"The French lost the war on the Plains of Abraham. If Quebec tries to separate, we should send troops across the border."
My Grade 10 classmate sat down, smugly satisfied at her response during a mock parliament in history class.
I sat at the back of the class, stunned and horrified. Quebec separatism was a hot topic in 1977, but this was my first encounter with anti-French sentiment. Before I had time to stop myself, I leapt up in passionate defense of all the people living in Quebec, shocking my classmates and the teacher.
It was the first time I had opened my mouth since the beginning of the school year.
Before that moment, I'd been the quiet new girl. No one knew the big reason my family had moved from Montreal to Kitchener, Ont.
For me, that story traced back to October 5, 1970, when the Front de la libération du Québec (FLQ) kidnapped Pierre Laporte and James Cross. It was the culmination of a decade-long campaign of violence to spur Quebec sovereignty.
Before it was over, Laporte had been murdered, Prime Minister Pierre Trudeau had invoked the War Measures Act and scores of people were arrested and detained without warrants.
Several decades of debate about French-English relations and Quebec's place in Canada followed.
I was a child during the October Crisis, an Anglophone living in the West Island of Montreal, at a time when Hugh MacLennan's Two Solitudes was an everyday reality. There were separate French and English school boards and little interaction between French and English people.
But only an hour away in St. Eugène, Ont., where my mother was born, French and English co-existed peacefully. In this small farming community, just across the Ontario border with Quebec, most people mingled freely and spoke a reasonable facsimile of both languages.
How could things be so dramatically different? Why did the Francophones in Quebec feel so alienated?
I was a child during the October Crisis ... a time when Hugh MacLennan's Two Solitudes was an everyday reality.
The level of French discontent was brought home to my family when René Lévesque was elected premier of Quebec in 1976, bringing his goal of Quebec separation to the forefront of the Canadian political landscape.
My parents didn't speak French and, in 1977, we had joined the first frightened Anglophone exodus from Quebec and had moved to Ontario.
I wanted to know "why" this was all happening when I entered that Kitchener high school. The questions remained with me throughout university.
As I researched, I discovered that the Jean Lesage government, first elected in 1960, was responsible for a period of intense social change known as the Révolution Tranquille (the Quiet Revolution), including the first Ministry of Education.

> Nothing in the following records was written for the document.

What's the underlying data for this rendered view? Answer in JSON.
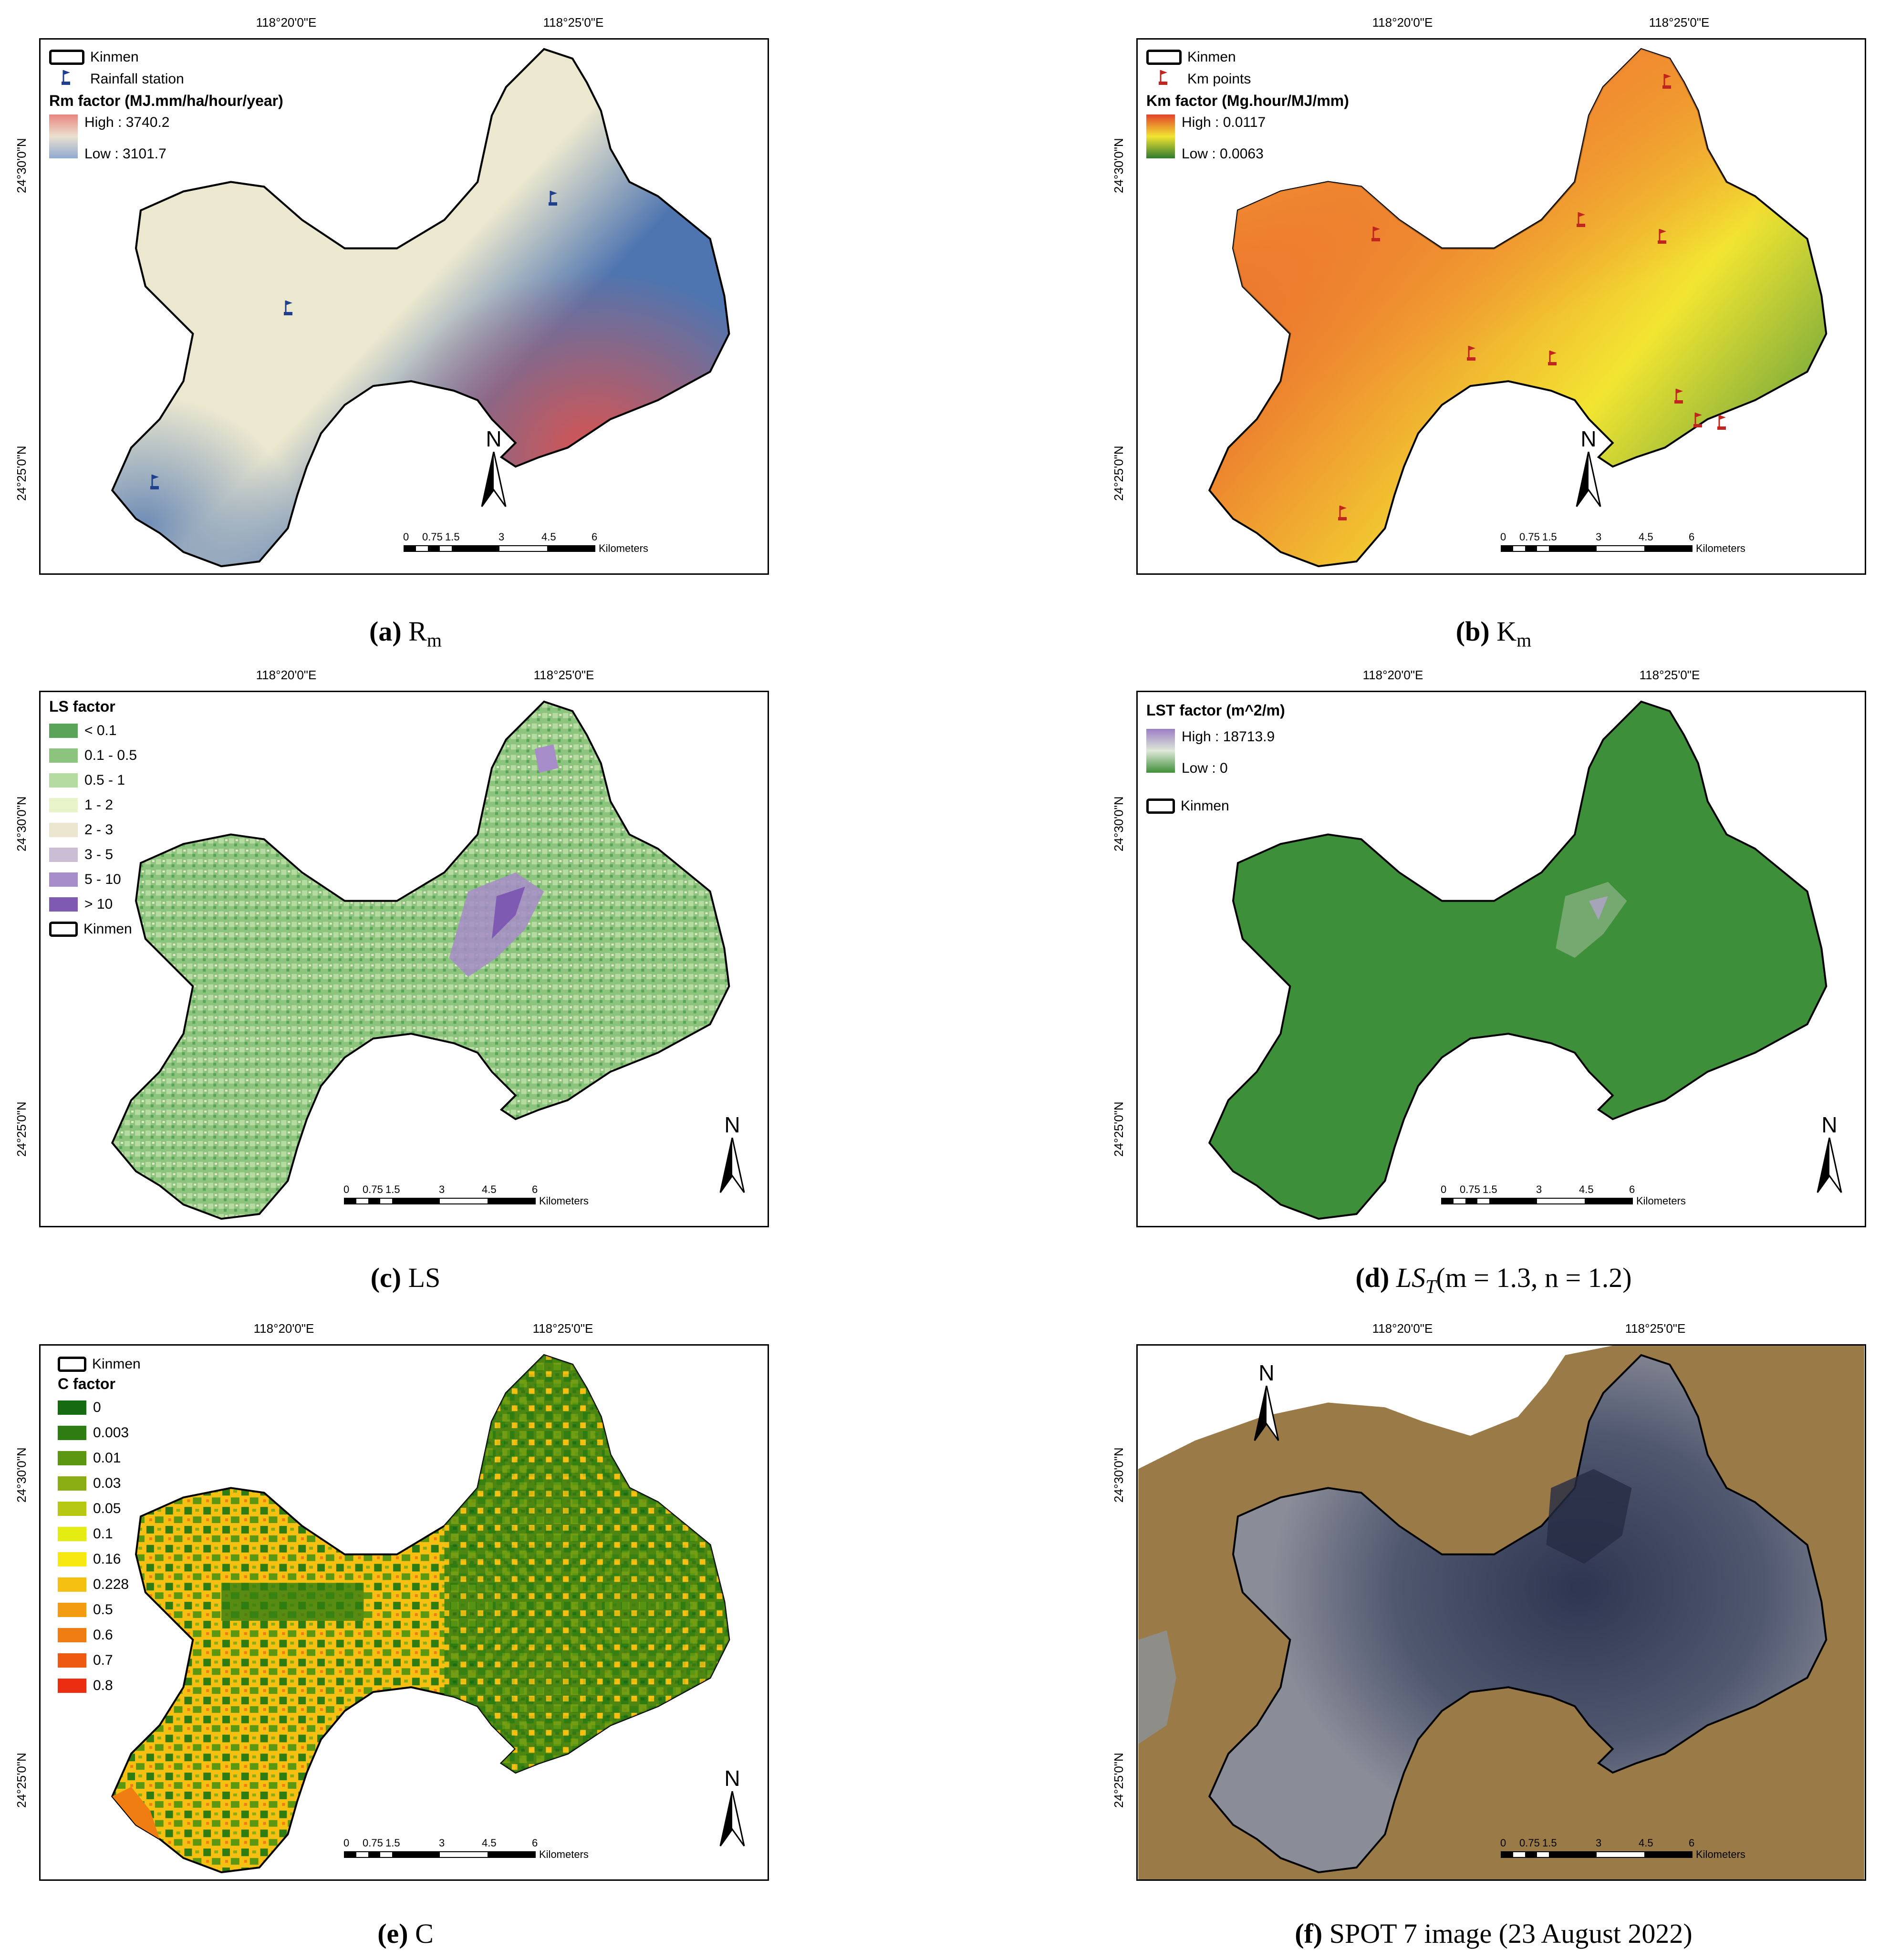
{
  "common": {
    "lon_labels": [
      "118°20'0\"E",
      "118°25'0\"E"
    ],
    "lat_labels": [
      "24°30'0\"N",
      "24°25'0\"N"
    ],
    "north_label": "N",
    "scale_ticks": [
      "0",
      "0.75",
      "1.5",
      "3",
      "4.5",
      "6"
    ],
    "scale_unit": "Kilometers",
    "outline_label": "Kinmen"
  },
  "panels": [
    {
      "id": "a",
      "caption_letter": "(a)",
      "caption_text": "R",
      "caption_sub": "m",
      "legend": {
        "station_label": "Rainfall station",
        "title": "Rm factor (MJ.mm/ha/hour/year)",
        "high": "High : 3740.2",
        "low": "Low : 3101.7"
      },
      "colors": {
        "high": "#d9534f",
        "mid": "#ebe8cf",
        "low": "#4f75b0",
        "marker": "#1f3f8f"
      }
    },
    {
      "id": "b",
      "caption_letter": "(b)",
      "caption_text": "K",
      "caption_sub": "m",
      "legend": {
        "station_label": "Km points",
        "title": "Km factor (Mg.hour/MJ/mm)",
        "high": "High : 0.0117",
        "low": "Low : 0.0063"
      },
      "colors": {
        "high": "#e3432b",
        "mid": "#f2e531",
        "low": "#2f7a2f",
        "marker": "#c0261d"
      }
    },
    {
      "id": "c",
      "caption_letter": "(c)",
      "caption_text": "LS",
      "legend": {
        "title": "LS factor",
        "classes": [
          {
            "label": "< 0.1",
            "color": "#5aa45a"
          },
          {
            "label": "0.1 - 0.5",
            "color": "#8cc47d"
          },
          {
            "label": "0.5 - 1",
            "color": "#b6dba1"
          },
          {
            "label": "1 - 2",
            "color": "#e8f3c9"
          },
          {
            "label": "2 - 3",
            "color": "#ece5cf"
          },
          {
            "label": "3 - 5",
            "color": "#cbbdd6"
          },
          {
            "label": "5 - 10",
            "color": "#a68cc8"
          },
          {
            "label": "> 10",
            "color": "#7e5ab3"
          }
        ]
      }
    },
    {
      "id": "d",
      "caption_letter": "(d)",
      "caption_text": "LS",
      "caption_sub": "T",
      "caption_rest": "(m = 1.3, n = 1.2)",
      "legend": {
        "title": "LST factor (m^2/m)",
        "high": "High : 18713.9",
        "low": "Low : 0"
      },
      "colors": {
        "high": "#9b7ec4",
        "low": "#3e8f3a"
      }
    },
    {
      "id": "e",
      "caption_letter": "(e)",
      "caption_text": "C",
      "legend": {
        "title": "C factor",
        "classes": [
          {
            "label": "0",
            "color": "#156a12"
          },
          {
            "label": "0.003",
            "color": "#2f7d12"
          },
          {
            "label": "0.01",
            "color": "#5c9712"
          },
          {
            "label": "0.03",
            "color": "#89ad12"
          },
          {
            "label": "0.05",
            "color": "#b6c812"
          },
          {
            "label": "0.1",
            "color": "#e4ec12"
          },
          {
            "label": "0.16",
            "color": "#f7e812"
          },
          {
            "label": "0.228",
            "color": "#f5c012"
          },
          {
            "label": "0.5",
            "color": "#f39c12"
          },
          {
            "label": "0.6",
            "color": "#f07d12"
          },
          {
            "label": "0.7",
            "color": "#ee5a12"
          },
          {
            "label": "0.8",
            "color": "#eb2d12"
          }
        ]
      }
    },
    {
      "id": "f",
      "caption_letter": "(f)",
      "caption_text": "SPOT 7 image (23 August 2022)",
      "colors": {
        "sea": "#9a7a46",
        "land": "#6b6e7e",
        "dark": "#2e3550"
      }
    }
  ]
}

The focus in curriculum shifted from the Catholic church-led liberal arts education — heavy in philosophy, arts and languages — to a focus on business, science and technology. The reforms put more young Francophones on the path to higher education and influence in English-dominated arenas. This was only the first of many changes that turned the focus in Quebec from English to French-first.

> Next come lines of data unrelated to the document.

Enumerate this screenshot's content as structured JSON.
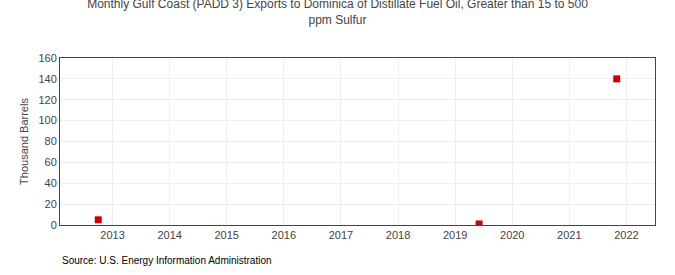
{
  "chart_data": {
    "type": "scatter",
    "title": "Monthly Gulf Coast (PADD 3) Exports to Dominica of Distillate Fuel Oil, Greater than 15 to 500\nppm Sulfur",
    "ylabel": "Thousand Barrels",
    "annotations": [
      "Source: U.S. Energy Information Administration"
    ],
    "x": [
      2012.75,
      2019.42,
      2021.83
    ],
    "values": [
      5,
      1,
      140
    ],
    "color": "#cc0000",
    "marker": "square",
    "xlim": [
      2012.08,
      2022.5
    ],
    "ylim": [
      0,
      160
    ],
    "xticks": [
      2013,
      2014,
      2015,
      2016,
      2017,
      2018,
      2019,
      2020,
      2021,
      2022
    ],
    "yticks": [
      0,
      20,
      40,
      60,
      80,
      100,
      120,
      140,
      160
    ],
    "grid": true
  }
}
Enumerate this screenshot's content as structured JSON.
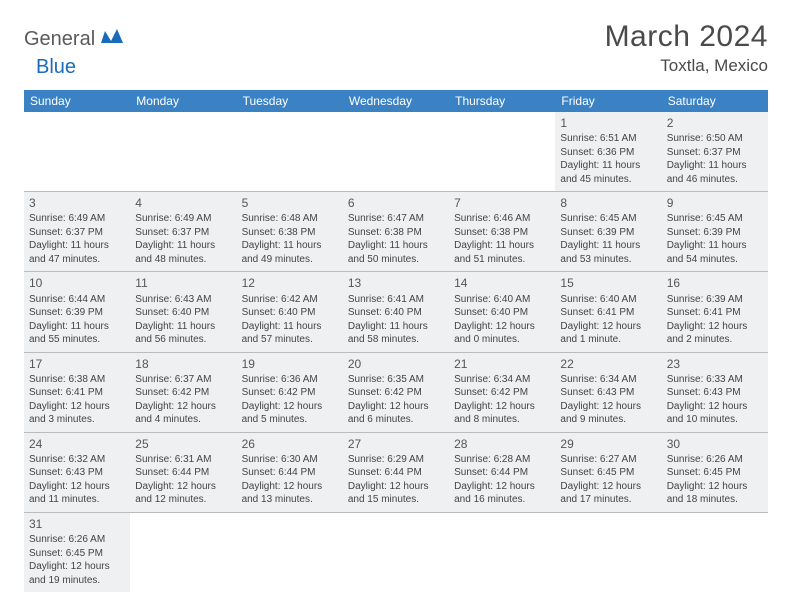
{
  "logo": {
    "text1": "General",
    "text2": "Blue"
  },
  "title": "March 2024",
  "location": "Toxtla, Mexico",
  "colors": {
    "header_bg": "#3b82c4",
    "header_text": "#ffffff",
    "cell_bg": "#eef0f2",
    "border": "#bcbcbc",
    "logo_gray": "#5a5a5a",
    "logo_blue": "#1a6cba"
  },
  "daysOfWeek": [
    "Sunday",
    "Monday",
    "Tuesday",
    "Wednesday",
    "Thursday",
    "Friday",
    "Saturday"
  ],
  "weeks": [
    [
      null,
      null,
      null,
      null,
      null,
      {
        "n": "1",
        "sr": "Sunrise: 6:51 AM",
        "ss": "Sunset: 6:36 PM",
        "d1": "Daylight: 11 hours",
        "d2": "and 45 minutes."
      },
      {
        "n": "2",
        "sr": "Sunrise: 6:50 AM",
        "ss": "Sunset: 6:37 PM",
        "d1": "Daylight: 11 hours",
        "d2": "and 46 minutes."
      }
    ],
    [
      {
        "n": "3",
        "sr": "Sunrise: 6:49 AM",
        "ss": "Sunset: 6:37 PM",
        "d1": "Daylight: 11 hours",
        "d2": "and 47 minutes."
      },
      {
        "n": "4",
        "sr": "Sunrise: 6:49 AM",
        "ss": "Sunset: 6:37 PM",
        "d1": "Daylight: 11 hours",
        "d2": "and 48 minutes."
      },
      {
        "n": "5",
        "sr": "Sunrise: 6:48 AM",
        "ss": "Sunset: 6:38 PM",
        "d1": "Daylight: 11 hours",
        "d2": "and 49 minutes."
      },
      {
        "n": "6",
        "sr": "Sunrise: 6:47 AM",
        "ss": "Sunset: 6:38 PM",
        "d1": "Daylight: 11 hours",
        "d2": "and 50 minutes."
      },
      {
        "n": "7",
        "sr": "Sunrise: 6:46 AM",
        "ss": "Sunset: 6:38 PM",
        "d1": "Daylight: 11 hours",
        "d2": "and 51 minutes."
      },
      {
        "n": "8",
        "sr": "Sunrise: 6:45 AM",
        "ss": "Sunset: 6:39 PM",
        "d1": "Daylight: 11 hours",
        "d2": "and 53 minutes."
      },
      {
        "n": "9",
        "sr": "Sunrise: 6:45 AM",
        "ss": "Sunset: 6:39 PM",
        "d1": "Daylight: 11 hours",
        "d2": "and 54 minutes."
      }
    ],
    [
      {
        "n": "10",
        "sr": "Sunrise: 6:44 AM",
        "ss": "Sunset: 6:39 PM",
        "d1": "Daylight: 11 hours",
        "d2": "and 55 minutes."
      },
      {
        "n": "11",
        "sr": "Sunrise: 6:43 AM",
        "ss": "Sunset: 6:40 PM",
        "d1": "Daylight: 11 hours",
        "d2": "and 56 minutes."
      },
      {
        "n": "12",
        "sr": "Sunrise: 6:42 AM",
        "ss": "Sunset: 6:40 PM",
        "d1": "Daylight: 11 hours",
        "d2": "and 57 minutes."
      },
      {
        "n": "13",
        "sr": "Sunrise: 6:41 AM",
        "ss": "Sunset: 6:40 PM",
        "d1": "Daylight: 11 hours",
        "d2": "and 58 minutes."
      },
      {
        "n": "14",
        "sr": "Sunrise: 6:40 AM",
        "ss": "Sunset: 6:40 PM",
        "d1": "Daylight: 12 hours",
        "d2": "and 0 minutes."
      },
      {
        "n": "15",
        "sr": "Sunrise: 6:40 AM",
        "ss": "Sunset: 6:41 PM",
        "d1": "Daylight: 12 hours",
        "d2": "and 1 minute."
      },
      {
        "n": "16",
        "sr": "Sunrise: 6:39 AM",
        "ss": "Sunset: 6:41 PM",
        "d1": "Daylight: 12 hours",
        "d2": "and 2 minutes."
      }
    ],
    [
      {
        "n": "17",
        "sr": "Sunrise: 6:38 AM",
        "ss": "Sunset: 6:41 PM",
        "d1": "Daylight: 12 hours",
        "d2": "and 3 minutes."
      },
      {
        "n": "18",
        "sr": "Sunrise: 6:37 AM",
        "ss": "Sunset: 6:42 PM",
        "d1": "Daylight: 12 hours",
        "d2": "and 4 minutes."
      },
      {
        "n": "19",
        "sr": "Sunrise: 6:36 AM",
        "ss": "Sunset: 6:42 PM",
        "d1": "Daylight: 12 hours",
        "d2": "and 5 minutes."
      },
      {
        "n": "20",
        "sr": "Sunrise: 6:35 AM",
        "ss": "Sunset: 6:42 PM",
        "d1": "Daylight: 12 hours",
        "d2": "and 6 minutes."
      },
      {
        "n": "21",
        "sr": "Sunrise: 6:34 AM",
        "ss": "Sunset: 6:42 PM",
        "d1": "Daylight: 12 hours",
        "d2": "and 8 minutes."
      },
      {
        "n": "22",
        "sr": "Sunrise: 6:34 AM",
        "ss": "Sunset: 6:43 PM",
        "d1": "Daylight: 12 hours",
        "d2": "and 9 minutes."
      },
      {
        "n": "23",
        "sr": "Sunrise: 6:33 AM",
        "ss": "Sunset: 6:43 PM",
        "d1": "Daylight: 12 hours",
        "d2": "and 10 minutes."
      }
    ],
    [
      {
        "n": "24",
        "sr": "Sunrise: 6:32 AM",
        "ss": "Sunset: 6:43 PM",
        "d1": "Daylight: 12 hours",
        "d2": "and 11 minutes."
      },
      {
        "n": "25",
        "sr": "Sunrise: 6:31 AM",
        "ss": "Sunset: 6:44 PM",
        "d1": "Daylight: 12 hours",
        "d2": "and 12 minutes."
      },
      {
        "n": "26",
        "sr": "Sunrise: 6:30 AM",
        "ss": "Sunset: 6:44 PM",
        "d1": "Daylight: 12 hours",
        "d2": "and 13 minutes."
      },
      {
        "n": "27",
        "sr": "Sunrise: 6:29 AM",
        "ss": "Sunset: 6:44 PM",
        "d1": "Daylight: 12 hours",
        "d2": "and 15 minutes."
      },
      {
        "n": "28",
        "sr": "Sunrise: 6:28 AM",
        "ss": "Sunset: 6:44 PM",
        "d1": "Daylight: 12 hours",
        "d2": "and 16 minutes."
      },
      {
        "n": "29",
        "sr": "Sunrise: 6:27 AM",
        "ss": "Sunset: 6:45 PM",
        "d1": "Daylight: 12 hours",
        "d2": "and 17 minutes."
      },
      {
        "n": "30",
        "sr": "Sunrise: 6:26 AM",
        "ss": "Sunset: 6:45 PM",
        "d1": "Daylight: 12 hours",
        "d2": "and 18 minutes."
      }
    ],
    [
      {
        "n": "31",
        "sr": "Sunrise: 6:26 AM",
        "ss": "Sunset: 6:45 PM",
        "d1": "Daylight: 12 hours",
        "d2": "and 19 minutes."
      },
      null,
      null,
      null,
      null,
      null,
      null
    ]
  ]
}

The more I learned about the history of Quebec Francophones, the more empathy I developed for their point of view. I began passionately explaining the history that led to the rise in nationalism.

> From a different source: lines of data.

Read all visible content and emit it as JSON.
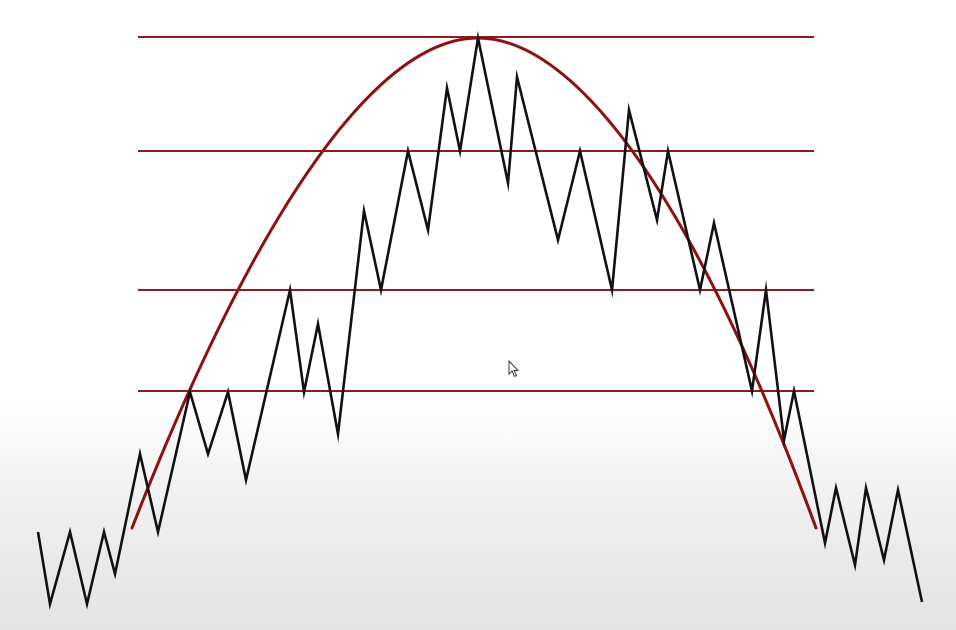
{
  "diagram": {
    "description_kind": "rounded-top / inverted-saucer chart pattern",
    "level_color": "#8a1c1c",
    "arc_color": "#8c1212",
    "price_color": "#111111",
    "cursor_icon": "mouse-pointer-icon"
  }
}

Had I been a young Francophone in Quebec in the 1960s or 1970s, I might have been a sovereigntist. And while I remained firmly in the Quebec-should-stay-in-Canada camp, I was willing to consider the other point of view.
These days, I see talk of Quebec sovereignty largely replaced with concerns about other cultures and religions. New groups are told to "go back where they came from."
But the same fundamental intolerance and lack of understanding remain.
If only people would stop to consider the why — why would families risk their lives in open boats without life jackets?
A family from Syria arrived in Kitchener last year, and as they became more comfortable, they shared their story. Turns out, their town was levelled, everything they owned was gone.
They paid people who turned out to be criminals several thousand dollars — all their savings — to be transported to Greece. As the family was boarding the boat, their four-year-old son already aboard, the police arrived and the smugglers fled after launching the boat. The family watched helplessly as their child sailed away from them, alone amongst strangers.
They would spend the next several months in a desperate search for him. And that's just one part of their story.
If only people would stop to consider the why — why would families risk their lives in open boats without life jackets? Why would they leave everything behind and go to a country so different from their own?
The answers are everywhere, if you only look.
From the October Crisis then to the refugee crisis now, it's clear to me that we need to spend more time trying to understanding another person's circumstances. As any curious, sensitive child can tell you: this leads to more empathy, tolerance and acceptance.
For me, that was a lesson whose seed was planted in October 1970 and continues to resonate with me in 2017.